Desde 2013, Davies e colegas escavam um sítio arqueológico na Inglaterra Burnhamque rendeu ferramentas de pedra, lodo queimado e carvão de 400 mil anos atrás. Em um estudo publicado na revista na quarta-feira (10 de dezembro), o Dr. a naturezaOs investigadores revelaram que o local contém a evidência direta mais antiga do mundo de produção de fogo – e que a tecnologia do fogo foi provavelmente iniciada pelos Neandertais.

Um grande ponto de viragem

Burnham foi reconhecido pela primeira vez como um sítio humano paleolítico no início de 1900 devido à presença de ferramentas de pedra. Mas escavações recentes revelaram evidências de ocupação humana antiga na área há mais de 415 mil anos, quando Burnham era um pequeno poço de água sazonal numa depressão florestal.

Em um canto do local, os arqueólogos encontraram uma concentração de machados de mão dissecados a quente, bem como uma área de argila vermelha. Através de uma série de análises científicas, os pesquisadores descobriram que a argila avermelhada havia sido submetida a queimadas repetidas e localizadas, sugerindo que a área pode ter sido uma antiga lareira.

“A grande virada veio com a descoberta da pirita de ferro”, disseram os coautores do estudo. Nick AshtonCurador da coleção paleolítica do Museu Britânico, disse em coletiva de imprensa.

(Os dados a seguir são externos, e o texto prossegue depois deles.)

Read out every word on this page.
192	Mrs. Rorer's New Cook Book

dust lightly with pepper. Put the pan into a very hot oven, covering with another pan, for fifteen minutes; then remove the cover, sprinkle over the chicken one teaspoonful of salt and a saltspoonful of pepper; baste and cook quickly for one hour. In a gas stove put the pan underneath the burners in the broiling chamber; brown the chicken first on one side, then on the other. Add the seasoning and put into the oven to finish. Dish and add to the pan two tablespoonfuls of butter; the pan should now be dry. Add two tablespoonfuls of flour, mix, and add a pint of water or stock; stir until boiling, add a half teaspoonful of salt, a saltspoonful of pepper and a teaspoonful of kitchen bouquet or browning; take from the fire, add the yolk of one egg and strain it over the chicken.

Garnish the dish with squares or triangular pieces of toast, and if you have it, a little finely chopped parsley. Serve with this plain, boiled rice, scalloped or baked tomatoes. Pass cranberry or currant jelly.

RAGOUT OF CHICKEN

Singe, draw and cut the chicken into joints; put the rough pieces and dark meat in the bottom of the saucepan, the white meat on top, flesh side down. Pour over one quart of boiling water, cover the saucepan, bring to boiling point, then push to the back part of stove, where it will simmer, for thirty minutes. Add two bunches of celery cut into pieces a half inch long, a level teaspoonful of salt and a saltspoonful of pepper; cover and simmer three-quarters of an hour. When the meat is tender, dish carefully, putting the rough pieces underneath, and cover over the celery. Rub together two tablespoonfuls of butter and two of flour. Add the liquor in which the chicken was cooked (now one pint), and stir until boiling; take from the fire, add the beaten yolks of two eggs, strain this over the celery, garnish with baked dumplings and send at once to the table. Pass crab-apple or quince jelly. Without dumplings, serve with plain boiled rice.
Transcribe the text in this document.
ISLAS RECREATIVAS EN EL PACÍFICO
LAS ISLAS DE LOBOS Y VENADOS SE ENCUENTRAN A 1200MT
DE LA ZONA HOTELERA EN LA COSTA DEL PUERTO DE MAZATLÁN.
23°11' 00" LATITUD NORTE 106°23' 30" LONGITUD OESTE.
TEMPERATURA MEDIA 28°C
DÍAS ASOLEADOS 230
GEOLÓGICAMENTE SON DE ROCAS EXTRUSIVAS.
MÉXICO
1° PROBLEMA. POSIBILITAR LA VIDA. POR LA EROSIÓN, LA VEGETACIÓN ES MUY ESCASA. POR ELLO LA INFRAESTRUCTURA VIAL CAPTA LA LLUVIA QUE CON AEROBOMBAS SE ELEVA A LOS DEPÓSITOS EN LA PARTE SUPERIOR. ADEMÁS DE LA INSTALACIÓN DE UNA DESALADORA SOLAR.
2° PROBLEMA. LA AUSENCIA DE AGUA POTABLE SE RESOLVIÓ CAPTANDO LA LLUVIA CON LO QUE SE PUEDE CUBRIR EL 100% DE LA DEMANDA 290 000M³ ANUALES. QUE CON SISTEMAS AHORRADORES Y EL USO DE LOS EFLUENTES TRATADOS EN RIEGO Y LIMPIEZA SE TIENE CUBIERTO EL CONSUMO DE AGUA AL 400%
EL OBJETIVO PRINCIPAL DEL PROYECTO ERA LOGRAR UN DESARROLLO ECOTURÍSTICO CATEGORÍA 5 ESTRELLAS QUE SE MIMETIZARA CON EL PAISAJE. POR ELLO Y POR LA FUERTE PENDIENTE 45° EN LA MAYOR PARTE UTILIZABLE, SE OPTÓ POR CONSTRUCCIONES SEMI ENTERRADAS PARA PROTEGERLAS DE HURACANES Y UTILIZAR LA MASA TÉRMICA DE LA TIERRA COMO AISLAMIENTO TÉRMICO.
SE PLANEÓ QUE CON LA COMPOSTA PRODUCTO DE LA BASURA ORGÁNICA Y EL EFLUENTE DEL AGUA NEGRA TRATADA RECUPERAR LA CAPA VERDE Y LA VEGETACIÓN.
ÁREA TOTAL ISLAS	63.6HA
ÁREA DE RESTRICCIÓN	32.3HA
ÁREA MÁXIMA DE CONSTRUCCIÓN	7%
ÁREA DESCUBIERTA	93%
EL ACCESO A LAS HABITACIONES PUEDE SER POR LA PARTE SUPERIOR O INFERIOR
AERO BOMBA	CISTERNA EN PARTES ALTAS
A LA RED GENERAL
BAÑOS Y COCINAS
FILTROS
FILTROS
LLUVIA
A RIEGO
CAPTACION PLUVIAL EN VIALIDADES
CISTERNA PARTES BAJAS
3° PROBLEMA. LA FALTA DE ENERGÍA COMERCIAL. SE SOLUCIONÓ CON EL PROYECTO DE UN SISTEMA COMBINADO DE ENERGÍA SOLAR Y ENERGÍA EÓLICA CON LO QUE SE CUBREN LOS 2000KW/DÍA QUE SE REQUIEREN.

A pirita, também conhecida como ouro dos tolos, é um mineral natural que pode produzir faíscas quando Bata contra o brilho. Embora a pirita seja encontrada em muitas partes do mundo, ela é extremamente rara na área de Burnham, o que significa que alguém trouxe a pirita especificamente para o local, possivelmente com o propósito de fazer fogo, disseram os pesquisadores no estudo.

Uma pessoa de pele clara segura um pequeno pedaço triangular de pirita entre o polegar e o indicador direitos.

A primeira descoberta de pirita de ferro em Barnham, Suffolk, Reino Unido em 2017 Crédito: Jordan Mansfield / Pathways to Ancient Britain Project

Uso humano do fogo

Devido à importância do fogo controlado, os paleontólogos debatem há muito tempo o momento desta descoberta.

“O fogo tem muitos benefícios óbvios, desde cozinhar até à proteção contra predadores, passando pela sua utilização tecnológica na criação de novos artefactos e pela sua capacidade de unir as pessoas.” Abril Nowellum arqueólogo paleolítico da Universidade de Victoria, no Canadá, que não esteve envolvido no estudo, disse ao Live Science por e-mail. “Só precisamos pensar em nossa própria infância para compreender a ressonância emocional de nos reunirmos em torno de uma fogueira.”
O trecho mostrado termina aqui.